76 Tahun RI Merdeka, Impor LPG Tembus 76%
Jakarta, CNBC Indonesia - Indonesia akan merayakan ulang tahun kemerdekaan ke-76 pada esok hari, Selasa, 17 Agustus 2021. Di tengah perayaan hari kemerdekaan ke-76 ini, ternyata Indonesia masih belum terbebas dari impor, termasuk untuk penyediaan energi.
Hingga akhir 2020, impor Liquefied Petroleum Gas (LPG) Indonesia bahkan berada di kisaran 76% atau sebesar 6,1 juta ton.
Staf Khusus Menteri Energi dan Sumber Daya Mineral (ESDM) Irwandy Arif mengakui bahwa impor LPG saat ini masih besar karena seiring dengan kebutuhan LPG terus mengalami peningkatan.
Secara rinci dia menjabarkan, konsumsi LPG pada 2020 mencapai 8 juta ton. Sebesar 6,1 juta ton atau 76%-nya berasal dari impor. Impor ini menurutnya setara dengan biaya Rp 55,7 triliun.
Sementara hanya 1,9 juta ton atau 24% pemenuhan LPG berasal dari kilang dalam negeri.
"Kebutuhan LPG terus meningkat, di mana 75-78% berasal dari impor menguasai 6,1 juta ton," ujar Irwandy dalam acara 'Tambang dan Energi Bakti untuk Negeri' secara virtual, Senin (16/08/2021).
Oleh karena itu, upaya menekan impor LPG masih menjadi pekerjaan rumah RI saat ini. Salah satu langkah yang diambil untuk menekan impor LPG adalah dengan melakukan gasifikasi batu bara yakni mengubah batu bara kalori rendah menjadi produk berupa Dimethyl Ether (DME) yang bisa digunakan untuk substitusi LPG.
Irwandy menjelaskan, hilirisasi batu bara akan segera dilakukan untuk mengurangi defisit LPG. Saat ini PT Pertamina (Persero) sedang melakukan kerja sama dengan PT Bukit Asam dan perusahaan asal Amerika Serikat Air Products untuk mengembangkan DME dengan kapasitas 1,4 juta metrik ton per tahun atau setara dengan 1 juta LPG.
"Hilirisasi batu bara harus segera dilaksanakan, untuk mengurangi defisit.

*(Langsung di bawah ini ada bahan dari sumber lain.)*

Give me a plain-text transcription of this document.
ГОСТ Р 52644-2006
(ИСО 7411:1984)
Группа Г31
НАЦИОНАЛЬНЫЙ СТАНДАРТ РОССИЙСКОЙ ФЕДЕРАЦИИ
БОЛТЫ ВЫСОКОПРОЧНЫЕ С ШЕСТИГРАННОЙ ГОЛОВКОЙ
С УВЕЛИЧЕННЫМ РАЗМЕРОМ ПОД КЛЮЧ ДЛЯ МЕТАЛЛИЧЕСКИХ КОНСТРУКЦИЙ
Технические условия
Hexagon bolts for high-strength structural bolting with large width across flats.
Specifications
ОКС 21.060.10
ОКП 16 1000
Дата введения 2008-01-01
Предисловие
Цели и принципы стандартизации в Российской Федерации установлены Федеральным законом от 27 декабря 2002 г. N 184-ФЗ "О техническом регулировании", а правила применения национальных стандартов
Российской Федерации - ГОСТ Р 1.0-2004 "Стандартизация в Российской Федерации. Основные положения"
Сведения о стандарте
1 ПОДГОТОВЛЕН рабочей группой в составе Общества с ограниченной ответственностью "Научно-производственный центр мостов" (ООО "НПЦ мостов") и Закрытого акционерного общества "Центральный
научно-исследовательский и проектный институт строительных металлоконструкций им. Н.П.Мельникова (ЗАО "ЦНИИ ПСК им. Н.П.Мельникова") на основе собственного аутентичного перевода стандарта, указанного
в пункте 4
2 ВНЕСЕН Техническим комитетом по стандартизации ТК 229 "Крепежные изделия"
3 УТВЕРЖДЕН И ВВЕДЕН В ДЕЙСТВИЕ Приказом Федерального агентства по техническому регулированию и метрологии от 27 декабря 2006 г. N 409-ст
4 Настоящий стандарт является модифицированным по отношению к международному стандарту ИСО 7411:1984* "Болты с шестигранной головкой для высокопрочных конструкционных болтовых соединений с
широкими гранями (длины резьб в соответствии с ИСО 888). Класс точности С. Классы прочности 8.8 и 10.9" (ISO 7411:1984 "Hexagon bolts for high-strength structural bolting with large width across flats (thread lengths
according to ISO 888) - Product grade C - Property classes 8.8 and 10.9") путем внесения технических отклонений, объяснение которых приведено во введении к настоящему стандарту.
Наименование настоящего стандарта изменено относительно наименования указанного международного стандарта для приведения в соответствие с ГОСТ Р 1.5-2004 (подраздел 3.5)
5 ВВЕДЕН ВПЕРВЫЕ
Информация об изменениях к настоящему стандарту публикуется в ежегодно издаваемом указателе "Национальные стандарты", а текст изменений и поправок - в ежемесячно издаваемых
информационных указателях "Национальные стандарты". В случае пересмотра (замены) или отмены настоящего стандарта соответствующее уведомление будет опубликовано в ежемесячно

Pertamina kerja sama dengan PTBA kembangkan DME. 1 ton batu bara dapat menghasilkan 0,72 ton metanol atau 0,36 ton DME," jelasnya.
Program hilirisasi batu bara terus didorong oleh pemerintah. Namun, masih ada kendala yang dihadapi, yakni masalah penguasaan teknologi dan kedua adalah masalah keekonomian.

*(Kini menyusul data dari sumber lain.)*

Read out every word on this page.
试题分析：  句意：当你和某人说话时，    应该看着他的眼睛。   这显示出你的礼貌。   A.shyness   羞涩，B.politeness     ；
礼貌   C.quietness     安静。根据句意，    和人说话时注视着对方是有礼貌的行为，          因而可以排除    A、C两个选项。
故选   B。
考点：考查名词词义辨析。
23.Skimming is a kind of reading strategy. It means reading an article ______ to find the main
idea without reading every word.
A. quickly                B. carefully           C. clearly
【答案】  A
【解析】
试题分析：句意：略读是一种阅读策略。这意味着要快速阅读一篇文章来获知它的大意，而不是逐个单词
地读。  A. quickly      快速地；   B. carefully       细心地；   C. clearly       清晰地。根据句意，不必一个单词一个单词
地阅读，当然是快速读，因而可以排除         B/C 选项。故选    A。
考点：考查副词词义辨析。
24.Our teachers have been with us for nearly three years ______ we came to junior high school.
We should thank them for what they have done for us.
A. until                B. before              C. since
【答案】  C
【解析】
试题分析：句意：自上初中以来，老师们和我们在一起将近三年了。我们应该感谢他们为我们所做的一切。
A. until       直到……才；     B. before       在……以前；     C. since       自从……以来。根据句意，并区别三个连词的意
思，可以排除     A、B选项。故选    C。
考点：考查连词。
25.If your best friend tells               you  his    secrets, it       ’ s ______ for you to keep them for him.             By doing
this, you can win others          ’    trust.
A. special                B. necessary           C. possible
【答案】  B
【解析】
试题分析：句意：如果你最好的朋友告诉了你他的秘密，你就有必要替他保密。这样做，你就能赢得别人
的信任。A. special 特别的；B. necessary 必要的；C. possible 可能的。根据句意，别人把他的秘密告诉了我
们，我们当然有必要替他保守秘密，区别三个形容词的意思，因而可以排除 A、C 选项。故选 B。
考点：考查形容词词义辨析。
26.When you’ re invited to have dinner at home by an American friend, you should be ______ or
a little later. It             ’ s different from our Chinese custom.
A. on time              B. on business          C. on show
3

Hal tersebut disampaikan oleh Ridwan Djamaluddin, Direktur Jenderal Mineral dan Batu Bara Kementerian Energi dan Sumber Daya Mineral (ESDM). Dia mengatakan, hilirisasi menjadi salah satu upaya pemerintah mendorong pemanfaatan batu bara dengan lebih bersih.
"Bagus niatnya, tapi tantangan ada dua, pertama adalah penguasaan teknologi dan kedua adalah keekonomian. Tantangan besar sekali," paparnya dalam Webinar: Masa Depan Batu Bara dalam Bauran Energi Nasional, Senin malam (27/07/2021).
Ridwan mengatakan, berbagai proyek peningkatan nilai tambah sudah dicanangkan. Namun dalam pelaksanaannya, kecepatannya tidak sesuai dengan ekspektasi.
"Berbagai proyek nilai tambah yang sudah dicanangkan sampai saat ini masih berjalan dengan kecepatan yang belum sesuai ekspektasi," tuturnya.